What's right with UK universities
The proposed reforms of the university system, and the opening up of the right to award degrees to a whole new range of private universities, is about to be given the once over in the House of Lords. But in the run up to that, it has become something of an open season for prejudices about higher education –informed and ill-informed – to be on display all over the media (and, to be fair, some learned support). One particular (and particularly silly) article in the Times, a leader, caught my eye (subscription only, I'm afraid).
My hackles were roused at first because it appeared to equate excellence in UK universities entirely with fields ranging from biochemical research in cancer to neutrinos in physics (so what about history, politics or classics I asked….?). But it went on to suggest that we, in higher ed., had so reneged on our mission to educate our undergraduates that people like me simply passed on our teaching to graduate students. In other words, the poor sods paying £9000 were getting a very bad deal (while I put my feet up).
OK, let me confess that I am on research leave at the moment (though I have been replaced by a younger scholar well past her PhD), and let me confess also that for that last 30 years my experience has been mainly Cambridge, with some intervals teaching in Paris and the USA. But from what I know, to suggest that there is a new fashion for illegitimate ‘palming off’ of teaching to under-qualified doctoral students is barking mad.

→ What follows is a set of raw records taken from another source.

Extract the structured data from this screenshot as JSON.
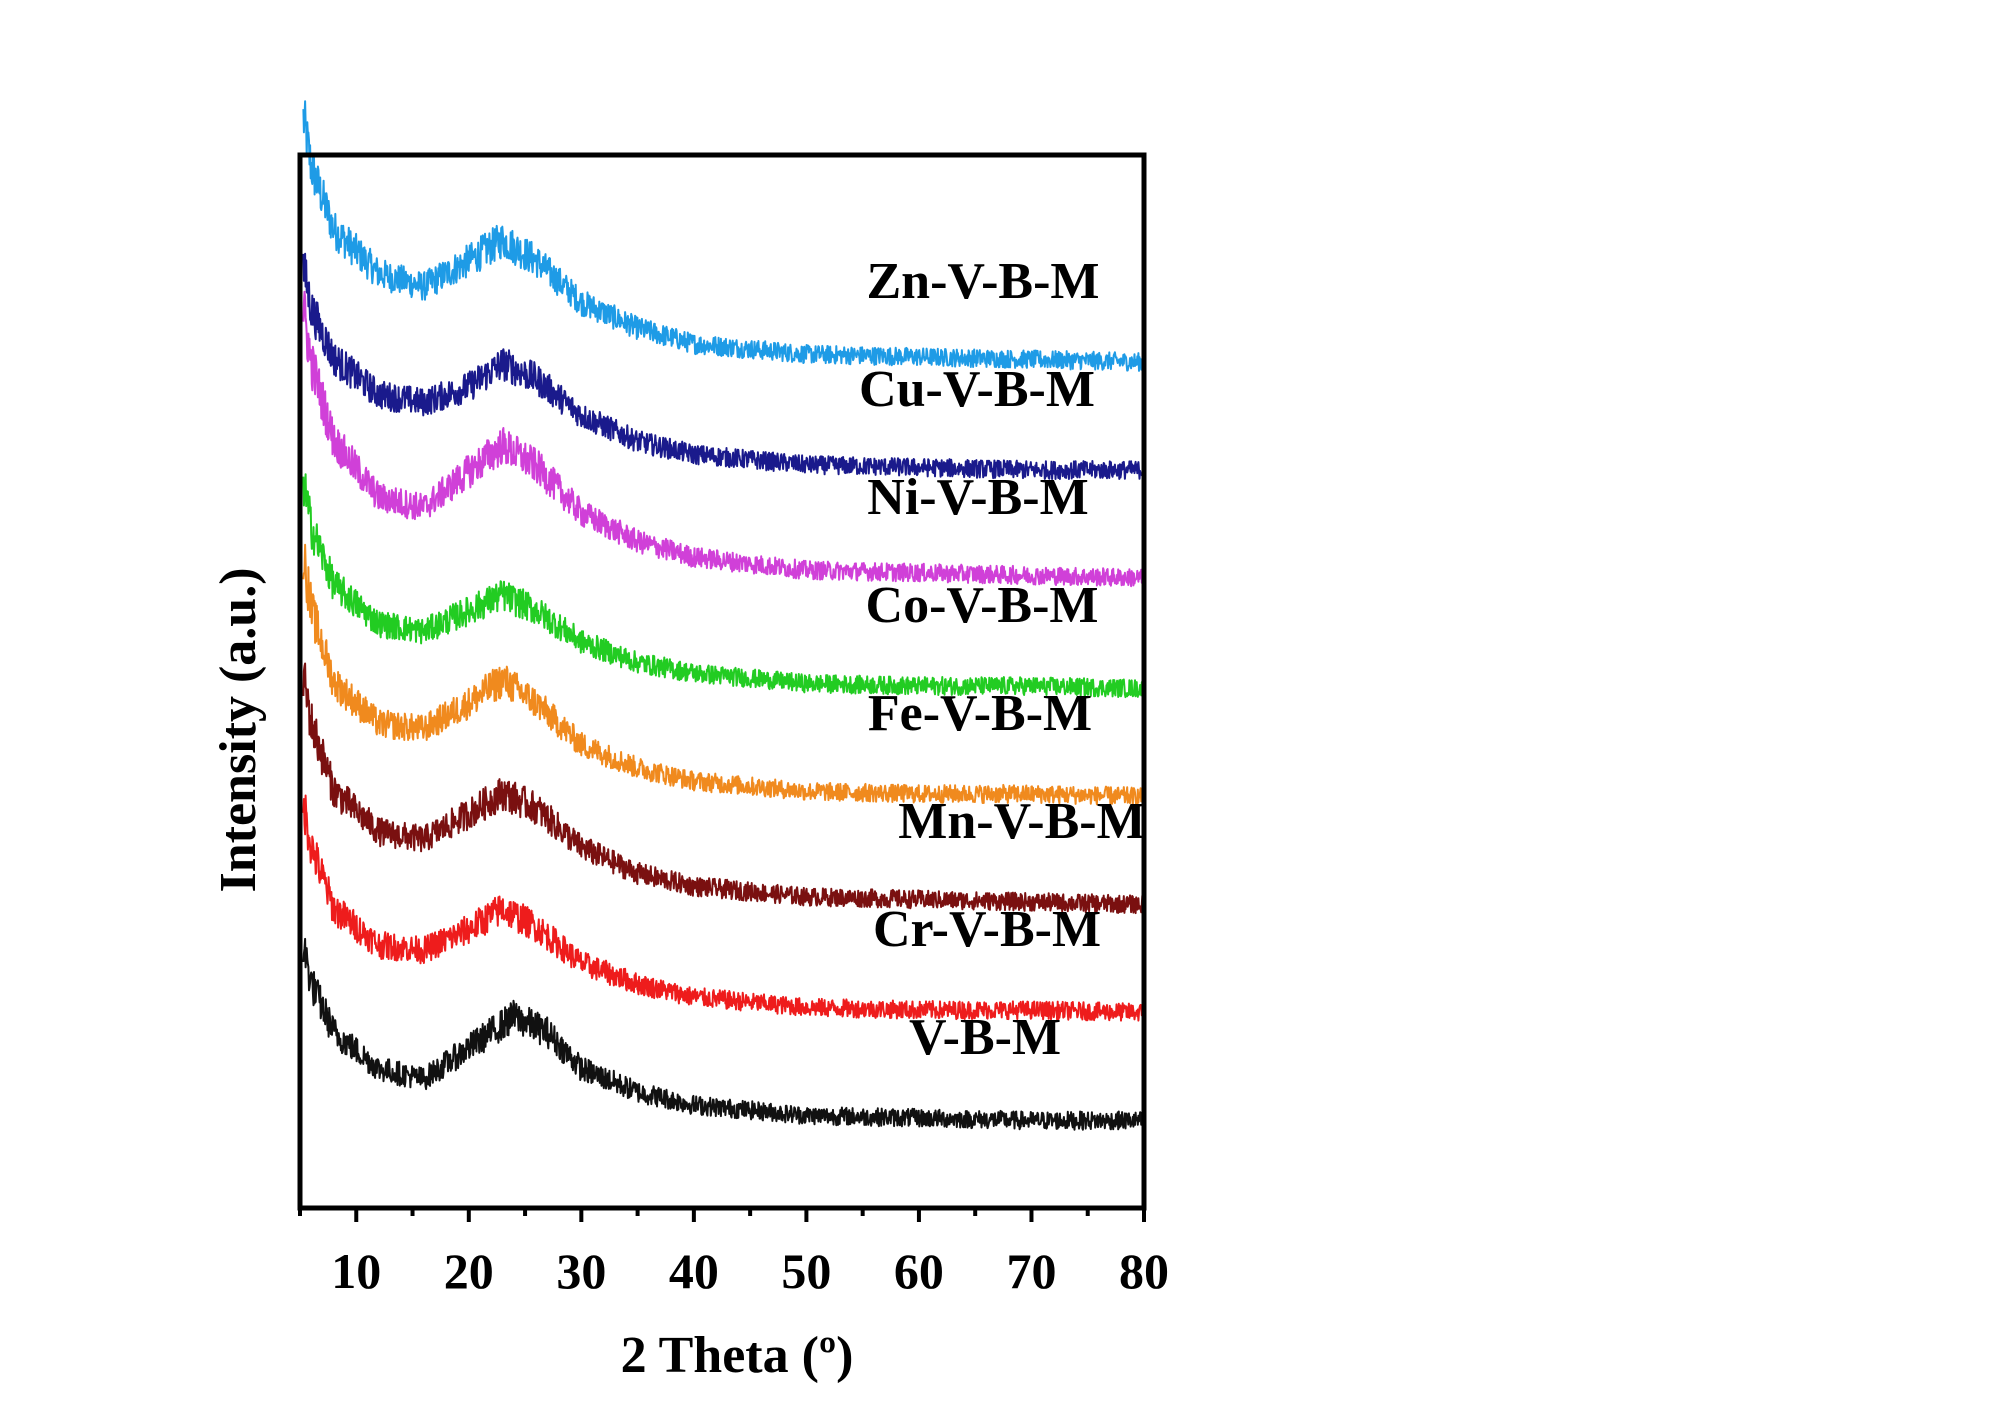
{
  "chart_data": {
    "type": "line",
    "xlabel": "2 Theta (º)",
    "ylabel": "Intensity (a.u.)",
    "xlim": [
      5,
      80
    ],
    "x_ticks": [
      10,
      20,
      30,
      40,
      50,
      60,
      70,
      80
    ],
    "y_scale": "arbitrary (stacked, offset curves, no y tick labels)",
    "grid": false,
    "legend": "labels placed above each curve on the right",
    "series": [
      {
        "name": "Zn-V-B-M",
        "color": "#1e9be6",
        "offset": 7,
        "baseline": 0.3,
        "x": [
          5,
          6,
          8,
          12,
          16,
          20,
          23,
          26,
          30,
          35,
          40,
          50,
          60,
          70,
          80
        ],
        "y": [
          1.05,
          0.78,
          0.54,
          0.37,
          0.32,
          0.42,
          0.5,
          0.42,
          0.26,
          0.16,
          0.1,
          0.06,
          0.05,
          0.04,
          0.03
        ]
      },
      {
        "name": "Cu-V-B-M",
        "color": "#1a1a8c",
        "offset": 6,
        "baseline": 0.3,
        "x": [
          5,
          6,
          8,
          12,
          16,
          20,
          23,
          26,
          30,
          35,
          40,
          50,
          60,
          70,
          80
        ],
        "y": [
          0.88,
          0.65,
          0.46,
          0.32,
          0.29,
          0.35,
          0.44,
          0.38,
          0.24,
          0.14,
          0.09,
          0.05,
          0.04,
          0.03,
          0.03
        ]
      },
      {
        "name": "Ni-V-B-M",
        "color": "#d040d8",
        "offset": 5,
        "baseline": 0.3,
        "x": [
          5,
          6,
          8,
          12,
          16,
          20,
          23,
          26,
          30,
          35,
          40,
          50,
          60,
          70,
          80
        ],
        "y": [
          1.15,
          0.86,
          0.56,
          0.34,
          0.3,
          0.44,
          0.54,
          0.46,
          0.28,
          0.17,
          0.11,
          0.06,
          0.05,
          0.04,
          0.03
        ]
      },
      {
        "name": "Co-V-B-M",
        "color": "#22cc22",
        "offset": 4,
        "baseline": 0.3,
        "x": [
          5,
          6,
          8,
          12,
          16,
          20,
          23,
          26,
          30,
          35,
          40,
          50,
          60,
          70,
          80
        ],
        "y": [
          0.9,
          0.64,
          0.42,
          0.27,
          0.24,
          0.32,
          0.38,
          0.32,
          0.2,
          0.12,
          0.08,
          0.04,
          0.03,
          0.03,
          0.02
        ]
      },
      {
        "name": "Fe-V-B-M",
        "color": "#f08a1e",
        "offset": 3,
        "baseline": 0.3,
        "x": [
          5,
          6,
          8,
          12,
          16,
          20,
          23,
          26,
          30,
          35,
          40,
          50,
          60,
          70,
          80
        ],
        "y": [
          1.05,
          0.74,
          0.46,
          0.3,
          0.28,
          0.38,
          0.47,
          0.38,
          0.22,
          0.13,
          0.08,
          0.04,
          0.03,
          0.03,
          0.02
        ]
      },
      {
        "name": "Mn-V-B-M",
        "color": "#7a1010",
        "offset": 2,
        "baseline": 0.3,
        "x": [
          5,
          6,
          8,
          12,
          16,
          20,
          23,
          26,
          30,
          35,
          40,
          50,
          60,
          70,
          80
        ],
        "y": [
          0.97,
          0.72,
          0.46,
          0.3,
          0.27,
          0.37,
          0.45,
          0.39,
          0.24,
          0.14,
          0.09,
          0.05,
          0.04,
          0.03,
          0.02
        ]
      },
      {
        "name": "Cr-V-B-M",
        "color": "#ee1c1c",
        "offset": 1,
        "baseline": 0.3,
        "x": [
          5,
          6,
          8,
          12,
          16,
          20,
          23,
          26,
          30,
          35,
          40,
          50,
          60,
          70,
          80
        ],
        "y": [
          0.9,
          0.66,
          0.42,
          0.28,
          0.26,
          0.34,
          0.42,
          0.35,
          0.21,
          0.13,
          0.08,
          0.04,
          0.03,
          0.03,
          0.02
        ]
      },
      {
        "name": "V-B-M",
        "color": "#111111",
        "offset": 0,
        "baseline": 0.3,
        "x": [
          5,
          6,
          8,
          12,
          16,
          20,
          24,
          27,
          30,
          35,
          40,
          50,
          60,
          70,
          80
        ],
        "y": [
          0.75,
          0.55,
          0.36,
          0.22,
          0.18,
          0.3,
          0.42,
          0.36,
          0.22,
          0.13,
          0.08,
          0.04,
          0.03,
          0.02,
          0.02
        ]
      }
    ]
  }
}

For a start, in Cambridge, doctoral students have been teaching undergraduates in small groups/one-to-one (in supervisions) for all my career there. One of my best teachers ever was the then graduate student (now retired professor of philosophy) who introduced me to the hard edge of Greek philosophy in 1973 (I wasn’t as good a pupil as she was a teacher, I fear). And I think I didn’t do too bad a job in teaching ancient history myself in 1978-9. Doctoral students taking a hand in teaching isn’t a new phenomenon.
And it isn’t a UK phenomenon either. Anyone who goes as an undergraduate to Harvard or most of the famous US universities (liberal arts colleges are different) will find that, while they listen to big lectures by the high profile profs, all their written work will be graded and discussed by the grad students. I have always reckoned, and still do, that we in the UK interact directly with our students more than almost anywhere else in the world.
There is, of course, a professional development aspect here. PhD students are mostly on a career track to an academic job and they need to begin to get experience of teaching and would rightly scream very hard if they were denied the opportunity. Just as those about to enter school teaching have to get experience on pupils before they have actually qualified, so do university teachers (else, cue for the other scream about how we are all hopelessly untrained and think expertise at writing books is good enough for pedagogy too).
That doesn’t mean, contrary to the wilder media reports, that hopeless beginners are let loose entirely unsupervised on the poor young “consumers”. There are compulsory training courses, lashings of advice from people like me about what to teach and how to go about it (like… how you get the quiet student to open her or his mouth when the small group has been dominated by a couple of loud mouths). And students are active participants in the process too, not merely passive recipients of drilling. They can make it clear what they want or don’t (sometimes they are wrong, sometimes right). In Cambridge, at least, the best supervisions are when both sides are giving their all to it. And I imagine that is the same everywhere
Inevitably some teaching is better than other teaching. As with most things, it is possible to ensure a degree of competence, not to legislate for brilliance. Some of those doctoral students, closer in age and experience to those they are teaching, will be more inspirational than I am; some of them will be less so.
But what, you ask, do you do about a student teacher who is really hopeless. Let’s take an imaginary case. Suppose there is someone who thinks they would really like to put themselves forward to teach first year undergraduates Greek language, yet I suspect that their own language is not strong enough for that (there is a huge difference between a good passive knowledge and an active teaching capacity). What do I do? I tell them it straight of course. And I explain that I have a duty to all sides in arranging teaching: to the graduate student who wants to get and experience, and to the students who want to learn. I have to be able to look both sides in the eye.